Scheduling In Go: Part 1 - Overview #

Most of the content is copied from this quora answer

This is the first post in a three part series that will provide an understanding of the mechanics and semantics behind the scheduler in Go. This post focuses on the high level overview of N:M scheduling.

Index of the three part series:

Scheduling In Go: Part 1 - Overview

Scheduling In Go: Part 2 - Go Scheduler

Scheduling In Go: Part 3 - Concurrency

Goroutine #

What goroutine bring us is in fact a version of N:M scheduling, where there are N goroutines which are backed by M OS threads.

Almost all of the benefit revolves around call conversion scheduling. This is where the scheduler take what would be a blocking call, and trade it for a non-blocking call plus a context switch in user space.

The remainder of the benefit comes from voluntary preemption; this is where a thread which would be suspended pending a condition, where the condition check taking place in the OS kernel, instead moves the condition check to user space.

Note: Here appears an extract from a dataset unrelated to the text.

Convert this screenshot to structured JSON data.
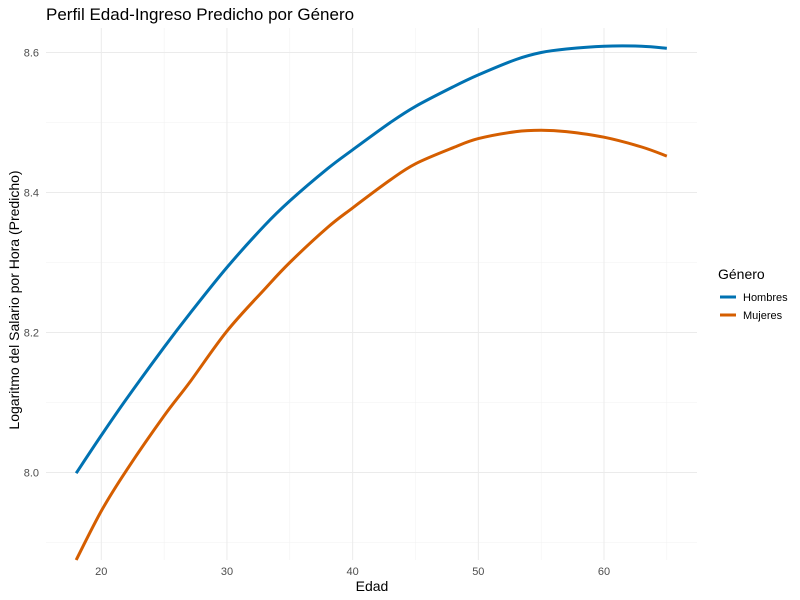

The suspended goroutine is placed on a condition wait queue, and there is a context switch — just like in the call conversion scheduler.

N:M threading was invented specifically to address the issue of partial quantum context switch overhead.

It turns out that making a context switch from one kernel thread to another kernel thread is relatively expensive. We have two system calls of overhead, full register and context spills, and context reloading.

Effectively, we have four protection domain crossings, and a lot of data movement overhead.

If we can accomplish this in user space, we have zero protection domain crossings, and a much smaller data movement overhead.

N:M threading does this.

Additionally, if we make a blocking call partially into our quantum, we pay that expense to run another thread instead. So if we were given 100ms of quantum, and used on average 33ms of quantum per thread, then we pay 3 heavyweight context switch overheads per quantum — one of which we’d pay anyway, because it’s an involuntary preemption at the expiration of the quantum, because the CPU scheduler implements time sharing between many processes running on a system.

If we do it in user space, instead of 3, we only pay 1. That’s a 66% savings in context switch overhead — N:M threading — such as in goroutines — accomplishes this goal.

Here is the quote from Terry Lambert

The OS gave me the quantum; it is my damn quantum, and I am going to run threads in my process with it, if I have another thread ready to run, and I am not giving the remainder of that quantum back to the OS to give to someone else.

That’s goroutines

But because it divides the scheduling responsibility between the kernel scheduler, and another scheduler — which lives in the goroutines runtime in the library — there’s complexity.

Every time a potentially blocking system call is added to the system, we have to examine it to see if we can make a call conversion using it, or if it has to be a blocking call.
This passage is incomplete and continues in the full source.